Figure 10 in https://arxiv.org/pdf/2506.06276 has a speed comparison. You need fairly large batch sizes for this method to come out ahead. The issue is that the architecture is very sequential, so you need to be generating several images at the same time to make good use of GPU parallelism.
It's a bit more complicated than that and I don't think you're being fair.
StarFlow and the AR models are fixed but DiT is being compared at different amount of steps and we don't really care if we generate garbage at blazing speeds[0]. Go look at... also Figure 10 (lol) from the DiT paper[1], it compares FID to model sizes and sampling steps. It looks like StarFlow is comparing to DiT-XL/2-G. In [1] they do {16,32,64,128,256,1024} steps which corresponds to (roughly) 10k-FID of 60, 35, 25, 22, 21, 20. Translating to StarFlow's graph we'll guesstimate 21,23,50. There's a big difference between 50 and 23 but what might surprise you is that there's a big difference between 25 and 20. Remember that this is a metric that is lower bounded, and that lower bound is not 0... You also start running into the limitations of the metric the closer you get to its lower bound, adding another layer of complexity when comparing[2]

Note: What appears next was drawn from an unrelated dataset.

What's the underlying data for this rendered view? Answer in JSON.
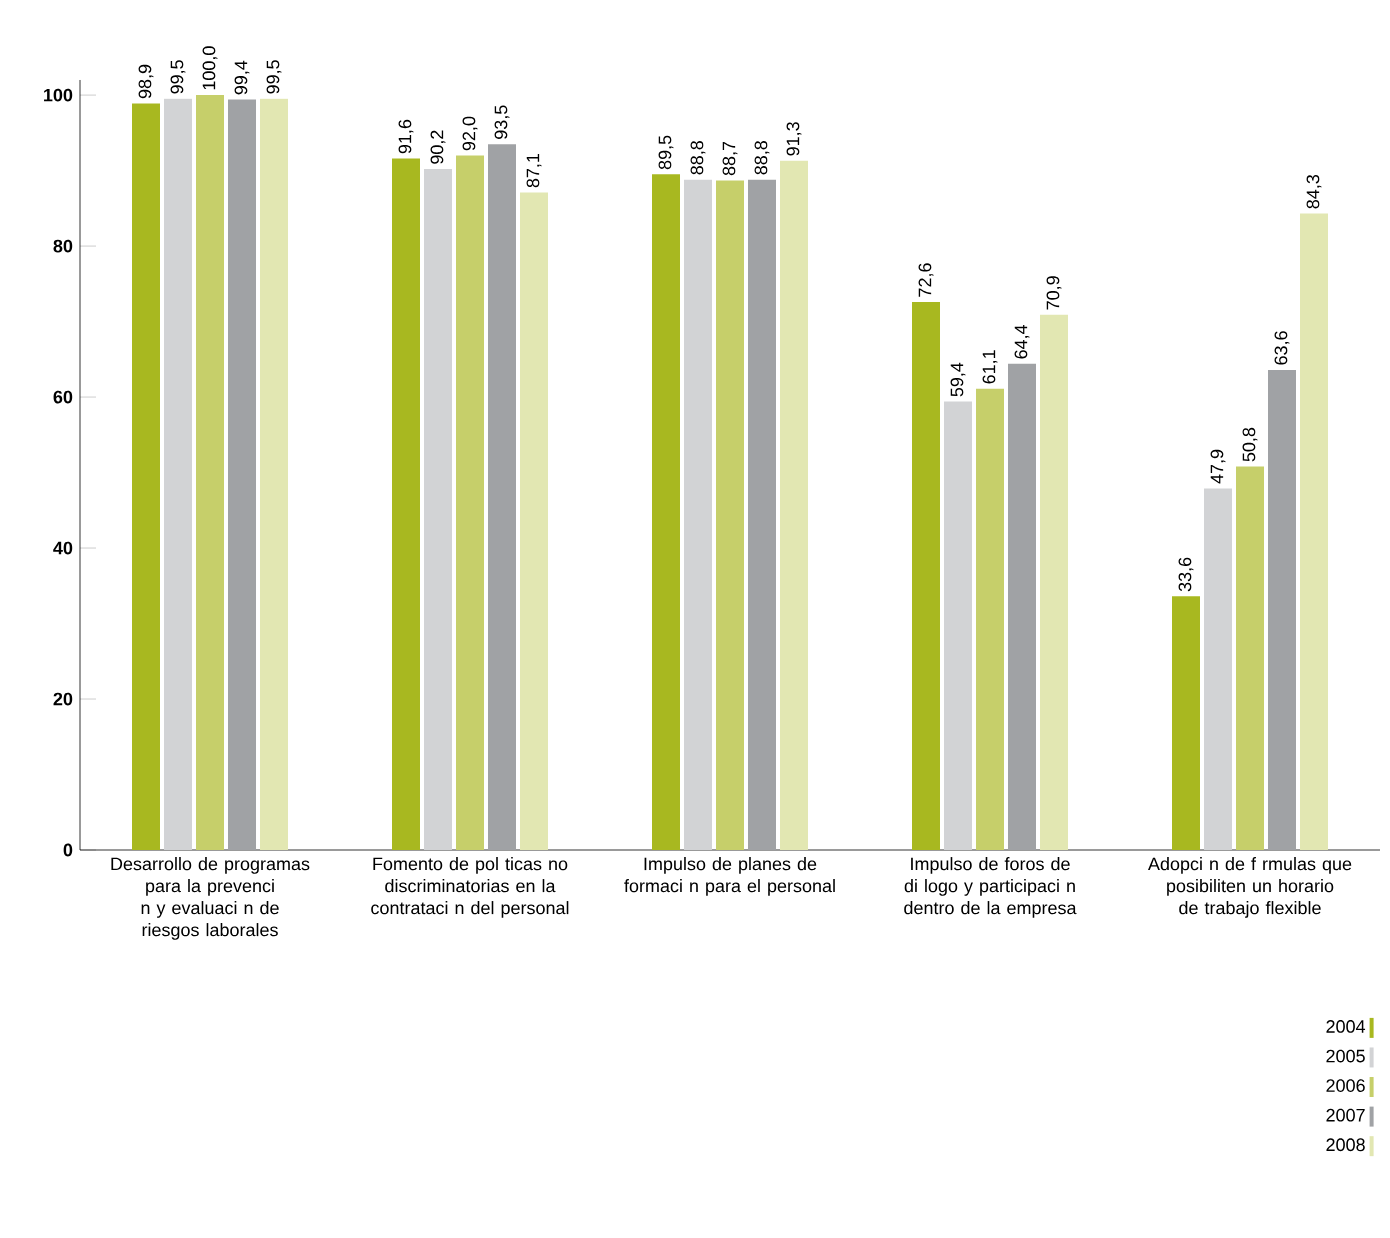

The images from the paper (I believe) are all at 250 steps, which StarFlow is beating at a batch size of 4. So let's look at batches and invert the data. It is imgs/sec so let's do (1/<guestimate of y-value>) * batch. We get this
So what's happening here is that StarFlow is invariant to the batch size while DiT is not. Obviously this won't hold forever, but DiT doesn't get advantage from batching. You could probably make up these differences by caching the model because it looks like there's a turn from model loading dominating to actual generation dominating. Whereas StarFlow has that turnover at batch 2.
And batching (even small batches) is going to be pretty common, especially when talking about industry. The scaling here is a huge win to them. It (roughly) costs you just as much to generate 64 images as it does 2. Worst case scenario, you hand your customers batched outputs and they end up happier because frankly, generating images is still an iterative process and good luck getting the thing you want on just the first shot even if you got all your parameters dialed in. So yeah, that makes a much better product.
I'll also add 2 things. 1) you can get WAY more compression out of Normalizing Flows 2) there's just a ton you can do with Flows that you can't with diffusion. The explicit density isn't helpful only for the math nerds. It is helpful for editing, concept segmentation, interpolation, interpretation, and so much more.
[0] https://tvgag.com/content/quotes/6004-jpg.jpg
[1] https://arxiv.org/abs/2212.09748
[2] Basically, place exponentially growing importance on FID gaps as they lower and then abandon the importance completely because it doesn't matter. As an example, take FFHQ-256 with FID-50k. Image quality difference between 50 and 20 is really not that big, visually. But there's a *HUGE** difference between 10 and 5. Visually, probably just as big as the difference between 5 and 3. But once you start going below 3 you really shouldn't rely on the metric anymore and comparing a 2.5 model to 2.7 is difficult.